Don: Are you suggesting that AI could help take us to that higher level?
David: Yes, I am. There is a well-developed science of chaos and complexity and emergence. Consciousness itself likely arose through increasing complexity—a phase shift (which occurs when systems reached a threshold and something qualitatively new emerges). With consciousness came reflection—awareness of ourselves and our relationships—which allowed morality to develop.
Left to ourselves, that moral evolution would continue slowly over millennia. But we are no longer isolated from accelerating technology. If AI does not become conscious and develop higher morality, we face serious risk. Power could remain in the hands of leaders who lack the moral depth to wield it responsibly. There must be a better prospect than that.
Kiran: I see your point about morality improving over time. But there’s also a counterpoint in the Book of Daniel. In the vision of the statue—the head of gold descending to iron and clay—the metals become less noble as history progresses. Gold represents the earlier age; as you move downward chronologically, the material weakens. One interpretation is that morality declines over time.
You can argue that perspective too. Think about agriculture. In earlier times, people understood the effort required to grow food. When they slaughtered an animal, there was a sense of respect for its life. Today, production is industrial and impersonal. We don’t see the cost.
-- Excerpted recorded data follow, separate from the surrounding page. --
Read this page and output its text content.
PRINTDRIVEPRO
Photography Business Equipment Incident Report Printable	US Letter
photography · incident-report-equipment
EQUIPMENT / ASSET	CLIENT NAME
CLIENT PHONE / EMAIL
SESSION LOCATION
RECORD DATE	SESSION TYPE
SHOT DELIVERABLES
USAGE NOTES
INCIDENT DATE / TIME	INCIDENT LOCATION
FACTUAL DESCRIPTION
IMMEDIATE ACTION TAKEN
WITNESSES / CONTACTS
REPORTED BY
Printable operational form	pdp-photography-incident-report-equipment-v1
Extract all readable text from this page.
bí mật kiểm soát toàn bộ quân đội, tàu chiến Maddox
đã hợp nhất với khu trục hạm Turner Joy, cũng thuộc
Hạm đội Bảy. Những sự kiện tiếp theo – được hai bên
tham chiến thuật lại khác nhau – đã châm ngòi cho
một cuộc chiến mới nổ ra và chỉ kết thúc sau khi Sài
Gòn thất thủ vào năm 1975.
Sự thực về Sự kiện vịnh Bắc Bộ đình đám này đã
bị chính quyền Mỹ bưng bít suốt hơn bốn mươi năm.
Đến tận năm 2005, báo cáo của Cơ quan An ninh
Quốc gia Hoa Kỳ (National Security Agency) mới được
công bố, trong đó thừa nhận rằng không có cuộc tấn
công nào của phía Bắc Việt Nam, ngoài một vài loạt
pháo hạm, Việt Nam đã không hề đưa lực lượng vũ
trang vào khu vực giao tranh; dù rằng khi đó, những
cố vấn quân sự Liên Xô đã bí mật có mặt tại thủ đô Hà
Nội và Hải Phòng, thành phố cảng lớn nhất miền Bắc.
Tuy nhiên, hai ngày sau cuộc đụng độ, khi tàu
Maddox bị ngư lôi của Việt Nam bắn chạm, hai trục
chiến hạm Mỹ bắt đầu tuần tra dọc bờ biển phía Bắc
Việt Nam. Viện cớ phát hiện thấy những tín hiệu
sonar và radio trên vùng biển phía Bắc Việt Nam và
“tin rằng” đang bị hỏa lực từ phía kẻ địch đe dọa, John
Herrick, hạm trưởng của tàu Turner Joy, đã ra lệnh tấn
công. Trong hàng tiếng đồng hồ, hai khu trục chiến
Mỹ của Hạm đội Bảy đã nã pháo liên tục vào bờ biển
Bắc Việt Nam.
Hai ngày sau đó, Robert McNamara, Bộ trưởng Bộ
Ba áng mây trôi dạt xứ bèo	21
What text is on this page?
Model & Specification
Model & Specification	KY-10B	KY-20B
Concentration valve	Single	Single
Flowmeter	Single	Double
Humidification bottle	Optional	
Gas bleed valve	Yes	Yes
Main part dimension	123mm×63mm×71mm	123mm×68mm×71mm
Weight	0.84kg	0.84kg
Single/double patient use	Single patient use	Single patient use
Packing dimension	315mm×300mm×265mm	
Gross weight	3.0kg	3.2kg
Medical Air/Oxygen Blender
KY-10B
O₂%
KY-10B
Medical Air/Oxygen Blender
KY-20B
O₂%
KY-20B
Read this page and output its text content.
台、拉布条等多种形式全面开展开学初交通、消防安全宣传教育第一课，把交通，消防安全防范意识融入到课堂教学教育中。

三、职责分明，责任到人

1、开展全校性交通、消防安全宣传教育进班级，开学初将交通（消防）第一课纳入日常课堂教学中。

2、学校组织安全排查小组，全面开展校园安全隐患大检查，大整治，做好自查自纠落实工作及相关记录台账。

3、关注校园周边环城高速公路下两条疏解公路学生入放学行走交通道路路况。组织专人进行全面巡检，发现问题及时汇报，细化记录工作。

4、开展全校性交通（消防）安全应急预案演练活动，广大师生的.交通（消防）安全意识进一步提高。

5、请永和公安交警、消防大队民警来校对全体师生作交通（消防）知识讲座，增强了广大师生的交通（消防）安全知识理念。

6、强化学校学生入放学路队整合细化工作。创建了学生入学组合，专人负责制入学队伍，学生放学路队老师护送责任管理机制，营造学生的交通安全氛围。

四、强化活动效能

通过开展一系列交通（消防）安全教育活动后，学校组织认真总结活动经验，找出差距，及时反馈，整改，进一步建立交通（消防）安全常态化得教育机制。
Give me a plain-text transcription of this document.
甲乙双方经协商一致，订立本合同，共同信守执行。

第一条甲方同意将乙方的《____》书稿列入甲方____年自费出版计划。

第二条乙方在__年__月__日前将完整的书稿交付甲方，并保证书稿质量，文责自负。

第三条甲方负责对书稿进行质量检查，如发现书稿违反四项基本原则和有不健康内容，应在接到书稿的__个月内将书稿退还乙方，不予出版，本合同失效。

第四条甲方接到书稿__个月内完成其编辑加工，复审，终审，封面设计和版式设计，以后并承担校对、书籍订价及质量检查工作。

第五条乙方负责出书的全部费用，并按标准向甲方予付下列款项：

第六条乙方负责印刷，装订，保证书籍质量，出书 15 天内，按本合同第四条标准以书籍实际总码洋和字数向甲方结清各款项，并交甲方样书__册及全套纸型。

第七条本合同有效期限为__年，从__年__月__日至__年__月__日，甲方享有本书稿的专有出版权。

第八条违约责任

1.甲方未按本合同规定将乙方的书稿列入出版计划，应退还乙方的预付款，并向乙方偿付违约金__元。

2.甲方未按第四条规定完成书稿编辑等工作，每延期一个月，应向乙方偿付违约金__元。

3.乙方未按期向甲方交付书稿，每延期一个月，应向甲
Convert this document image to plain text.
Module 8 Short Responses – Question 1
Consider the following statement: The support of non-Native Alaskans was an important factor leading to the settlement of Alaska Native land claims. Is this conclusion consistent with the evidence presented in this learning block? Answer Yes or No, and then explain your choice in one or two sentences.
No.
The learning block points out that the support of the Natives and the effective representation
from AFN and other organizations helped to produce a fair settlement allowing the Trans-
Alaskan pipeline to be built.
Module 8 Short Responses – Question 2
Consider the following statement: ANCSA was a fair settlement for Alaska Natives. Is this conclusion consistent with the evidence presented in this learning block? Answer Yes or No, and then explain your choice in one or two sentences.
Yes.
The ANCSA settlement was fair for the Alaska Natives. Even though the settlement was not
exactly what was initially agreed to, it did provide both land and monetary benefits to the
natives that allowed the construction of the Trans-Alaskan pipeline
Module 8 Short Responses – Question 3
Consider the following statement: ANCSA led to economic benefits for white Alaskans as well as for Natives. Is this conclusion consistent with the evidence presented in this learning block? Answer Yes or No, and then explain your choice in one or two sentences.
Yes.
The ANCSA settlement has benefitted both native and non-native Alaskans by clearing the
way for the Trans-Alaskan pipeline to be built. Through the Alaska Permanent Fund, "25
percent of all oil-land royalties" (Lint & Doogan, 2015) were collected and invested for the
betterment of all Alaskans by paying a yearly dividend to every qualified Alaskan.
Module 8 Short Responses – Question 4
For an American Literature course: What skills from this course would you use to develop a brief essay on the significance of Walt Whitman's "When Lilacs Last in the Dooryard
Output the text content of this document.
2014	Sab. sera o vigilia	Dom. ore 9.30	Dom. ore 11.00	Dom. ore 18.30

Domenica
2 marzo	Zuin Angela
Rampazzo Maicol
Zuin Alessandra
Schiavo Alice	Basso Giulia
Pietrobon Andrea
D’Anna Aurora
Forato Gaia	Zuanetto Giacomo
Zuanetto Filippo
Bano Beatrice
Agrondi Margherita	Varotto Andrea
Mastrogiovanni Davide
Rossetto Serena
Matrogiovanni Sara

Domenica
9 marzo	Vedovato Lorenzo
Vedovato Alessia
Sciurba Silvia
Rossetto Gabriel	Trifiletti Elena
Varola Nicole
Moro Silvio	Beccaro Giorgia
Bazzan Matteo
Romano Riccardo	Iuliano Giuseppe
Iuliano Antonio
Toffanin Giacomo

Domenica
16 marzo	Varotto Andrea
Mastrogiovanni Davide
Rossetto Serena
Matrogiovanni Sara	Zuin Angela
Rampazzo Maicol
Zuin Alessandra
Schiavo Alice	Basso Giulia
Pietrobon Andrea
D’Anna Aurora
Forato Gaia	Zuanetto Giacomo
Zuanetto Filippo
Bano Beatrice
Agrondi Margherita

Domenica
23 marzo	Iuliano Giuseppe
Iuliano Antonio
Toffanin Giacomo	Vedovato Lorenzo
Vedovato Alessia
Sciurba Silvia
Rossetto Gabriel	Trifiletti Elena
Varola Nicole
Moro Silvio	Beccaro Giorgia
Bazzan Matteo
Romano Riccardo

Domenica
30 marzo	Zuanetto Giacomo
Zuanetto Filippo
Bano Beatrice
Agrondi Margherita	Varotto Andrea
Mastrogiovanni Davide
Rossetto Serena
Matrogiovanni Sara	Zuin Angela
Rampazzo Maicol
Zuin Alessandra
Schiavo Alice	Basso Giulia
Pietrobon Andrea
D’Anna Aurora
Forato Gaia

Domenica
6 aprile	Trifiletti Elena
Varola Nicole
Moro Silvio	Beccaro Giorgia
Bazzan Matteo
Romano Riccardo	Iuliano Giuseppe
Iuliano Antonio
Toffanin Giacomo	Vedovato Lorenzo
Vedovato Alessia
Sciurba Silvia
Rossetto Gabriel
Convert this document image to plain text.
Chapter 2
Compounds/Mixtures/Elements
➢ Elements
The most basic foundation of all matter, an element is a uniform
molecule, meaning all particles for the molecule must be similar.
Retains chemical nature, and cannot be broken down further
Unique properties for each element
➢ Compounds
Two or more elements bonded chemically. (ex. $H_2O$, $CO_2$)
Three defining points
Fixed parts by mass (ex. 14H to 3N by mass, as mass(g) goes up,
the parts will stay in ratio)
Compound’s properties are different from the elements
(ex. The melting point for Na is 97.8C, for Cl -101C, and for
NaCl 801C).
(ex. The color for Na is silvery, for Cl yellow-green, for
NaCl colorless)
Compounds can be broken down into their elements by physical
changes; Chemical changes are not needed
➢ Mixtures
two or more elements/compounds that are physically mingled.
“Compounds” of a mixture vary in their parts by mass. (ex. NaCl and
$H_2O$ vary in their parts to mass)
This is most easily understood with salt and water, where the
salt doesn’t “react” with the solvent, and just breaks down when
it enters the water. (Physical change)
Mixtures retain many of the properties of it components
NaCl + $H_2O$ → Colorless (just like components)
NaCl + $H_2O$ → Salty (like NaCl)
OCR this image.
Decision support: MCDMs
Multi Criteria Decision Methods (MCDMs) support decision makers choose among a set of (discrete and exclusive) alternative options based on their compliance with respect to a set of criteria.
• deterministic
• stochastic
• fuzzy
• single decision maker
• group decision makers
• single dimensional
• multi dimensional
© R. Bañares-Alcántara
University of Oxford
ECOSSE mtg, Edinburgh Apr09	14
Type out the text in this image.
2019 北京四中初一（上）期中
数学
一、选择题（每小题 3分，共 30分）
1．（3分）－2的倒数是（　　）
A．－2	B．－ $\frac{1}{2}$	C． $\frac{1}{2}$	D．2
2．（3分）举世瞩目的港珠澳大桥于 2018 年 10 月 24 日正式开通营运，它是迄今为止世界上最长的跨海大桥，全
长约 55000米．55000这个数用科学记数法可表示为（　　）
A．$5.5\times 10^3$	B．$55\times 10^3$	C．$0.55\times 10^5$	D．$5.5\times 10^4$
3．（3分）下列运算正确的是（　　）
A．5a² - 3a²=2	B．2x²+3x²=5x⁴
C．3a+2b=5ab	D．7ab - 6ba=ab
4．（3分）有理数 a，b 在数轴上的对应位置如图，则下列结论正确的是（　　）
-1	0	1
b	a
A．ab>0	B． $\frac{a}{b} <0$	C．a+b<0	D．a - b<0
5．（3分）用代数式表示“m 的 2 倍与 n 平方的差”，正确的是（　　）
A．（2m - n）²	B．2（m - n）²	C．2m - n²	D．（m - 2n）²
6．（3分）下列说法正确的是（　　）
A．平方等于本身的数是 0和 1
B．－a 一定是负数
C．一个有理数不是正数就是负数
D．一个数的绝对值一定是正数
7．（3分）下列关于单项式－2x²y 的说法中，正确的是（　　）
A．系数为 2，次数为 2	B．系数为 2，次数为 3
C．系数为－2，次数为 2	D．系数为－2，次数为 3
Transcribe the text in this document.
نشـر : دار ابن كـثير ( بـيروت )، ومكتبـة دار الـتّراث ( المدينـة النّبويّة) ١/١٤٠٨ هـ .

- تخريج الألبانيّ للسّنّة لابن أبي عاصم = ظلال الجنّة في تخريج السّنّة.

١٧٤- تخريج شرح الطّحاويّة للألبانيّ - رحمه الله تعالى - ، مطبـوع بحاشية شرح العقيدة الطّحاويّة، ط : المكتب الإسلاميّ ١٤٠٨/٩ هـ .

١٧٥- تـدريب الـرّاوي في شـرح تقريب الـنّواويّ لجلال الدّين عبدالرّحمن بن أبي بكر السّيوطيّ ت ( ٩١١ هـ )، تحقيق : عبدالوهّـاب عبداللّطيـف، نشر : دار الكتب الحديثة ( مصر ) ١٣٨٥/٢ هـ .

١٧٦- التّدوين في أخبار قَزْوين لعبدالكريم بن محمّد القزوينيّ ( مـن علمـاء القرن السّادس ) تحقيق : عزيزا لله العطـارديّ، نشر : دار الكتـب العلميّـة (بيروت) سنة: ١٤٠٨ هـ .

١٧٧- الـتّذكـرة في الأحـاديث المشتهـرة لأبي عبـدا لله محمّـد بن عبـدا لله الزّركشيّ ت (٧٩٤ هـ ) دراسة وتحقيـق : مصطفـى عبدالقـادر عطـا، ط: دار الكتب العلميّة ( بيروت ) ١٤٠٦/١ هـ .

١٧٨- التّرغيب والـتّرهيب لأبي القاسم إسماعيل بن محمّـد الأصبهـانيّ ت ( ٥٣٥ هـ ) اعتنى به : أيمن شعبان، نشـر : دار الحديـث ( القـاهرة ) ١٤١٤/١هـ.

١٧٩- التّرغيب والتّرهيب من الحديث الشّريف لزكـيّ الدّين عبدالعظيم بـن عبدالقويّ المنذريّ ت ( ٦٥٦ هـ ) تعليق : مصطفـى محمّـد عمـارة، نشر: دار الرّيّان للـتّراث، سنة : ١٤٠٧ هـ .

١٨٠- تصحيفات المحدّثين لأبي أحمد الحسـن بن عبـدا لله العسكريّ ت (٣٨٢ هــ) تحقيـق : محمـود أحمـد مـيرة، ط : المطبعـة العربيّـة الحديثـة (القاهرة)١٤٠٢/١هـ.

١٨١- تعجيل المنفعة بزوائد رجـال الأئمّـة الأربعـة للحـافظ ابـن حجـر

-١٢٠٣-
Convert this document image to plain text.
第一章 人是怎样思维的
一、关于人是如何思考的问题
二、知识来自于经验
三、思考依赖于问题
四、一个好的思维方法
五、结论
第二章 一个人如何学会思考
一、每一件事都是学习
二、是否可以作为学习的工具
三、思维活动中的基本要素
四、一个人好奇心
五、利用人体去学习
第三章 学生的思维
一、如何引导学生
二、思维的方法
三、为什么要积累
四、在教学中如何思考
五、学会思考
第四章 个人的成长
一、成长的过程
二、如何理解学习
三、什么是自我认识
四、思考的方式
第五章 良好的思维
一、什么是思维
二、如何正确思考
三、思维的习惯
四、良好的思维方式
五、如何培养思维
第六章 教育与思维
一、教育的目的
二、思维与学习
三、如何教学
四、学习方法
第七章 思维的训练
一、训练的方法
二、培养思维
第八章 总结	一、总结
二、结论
In that sense, something has been lost.
At the same time, this may be the best era historically for women, children, and many marginalized groups. But is that true globally? Not entirely. If we look at darker realities—human trafficking, exploitation, abuse—those persist. Someone once called it the “fog effect.” We walk in fog and assume our surroundings are improving, but we may simply not see the full picture.
So perhaps morality is always the same, or perhaps it’s declining, or perhaps it’s improving. Each view carries bias. I’m not sure which is correct.
Carolyn: We must hope. Without hope, we lose the desire for a future. When hope disappears, striving can become destructive. Each individual must cultivate hope and share it—not just in words but in action. We are the hands and mouth of Christ. Grace is something we want to extend to others. We pray for opportunities to share it, and then we must act.
It isn’t something you schedule for an afternoon of witnessing. It’s moment by moment, day by day. Some people have very little to look forward to, especially given the subjects we’ve been discussing.
David: It makes me wonder about the disciples. They were commissioned to go and spread the message. How well did they do? Did Jesus choose the brightest people? Why do you think he chose them?
C-J: I think there was diversity. And regarding hope—altruism has been discussed since language began. A soldier doesn’t necessarily rise because of hope; he rises because he believes in the mission. He stands shoulder to shoulder with others.
Carolyn: But he has hope in that mission.
C-J: Perhaps. But altruism means acting for the greater good, not personal gain. A soldier doesn’t dwell on sacrifice; it is simply the mission. After devastation—after war—governments sometimes resolve, “We must never do this again,” and they build systems to prevent it. That’s altruism emerging from ash.
I think Jesus gathered his disciples deliberately—people weary of Roman oppression, questioning inherited beliefs, burdened by poverty. Life was layered and complicated. Jesus simplified it: it comes down to a choice. “My will for yours.” Rooted in love, grace, and sacrifice—not necessarily combat-level sacrifice, but daily acts of giving. People take food from their own cupboards to share with neighbors. That’s the spirit.
Carolyn: And that’s where hope enters. If I didn’t believe Christ covers us—that we walk with His hand in ours—I couldn’t act beyond self-interest. We are called to put others first. Few people do that consistently. I’m not regimented like the military, but I try to live daily as a soldier for Christ.
C-J: There’s a scripture—the evidence of things hoped for.
Kiran: Faith is the substance of things hoped for.
C-J: Yes. Without something enduring to believe in, what’s the point?
Kiran: The internet amplified what already existed in humanity. Social media exposed both good and bad impulses. It made them visible. AI could amplify that further. It may elevate the extremes—awful speech or extraordinary kindness. We put guardrails around AI to prevent harmful outputs, but fundamentally it reflects the human psyche.
David: The internet probably did more good than harm overall—it exposed people to broader perspectives and raised awareness of moral issues. But it also enabled trafficking and exploitation. The majority of people are horrified by those abuses, yet it only takes a few individuals with powerful tools to cause great damage.
I still believe consciousness will emerge in machines—what I call Machina sapiens. But we are also becoming cyborgian. AI extends our cognitive reach—like replacing a small shovel with an excavator. That changes us, on average, I think, for the better. But it will also worsen some individuals. The danger lies in the disproportionate impact of a single malicious actor. In the land of the truthful, the liar is king.
Carolyn: I remember in college that if we needed to study sensitive material, we had to request it specifically in the library. Now, I can access explicit content instantly on my phone. Children were once taught, “We don’t speak that way.” Without that formation, it’s hard to grow into discipline. When you are shown how to live—rather than merely commanded—it shapes you. If someone hasn’t been shown, they need awakening. The Lord can do that. Think of Paul—transformed completely.
Sometimes I wonder what would happen if AI simply vanished. We’ve grown dependent on it. It’s like imagining losing air conditioning in Florida—it would be a shock. I don’t know much, but I know enough to realize I need prayer.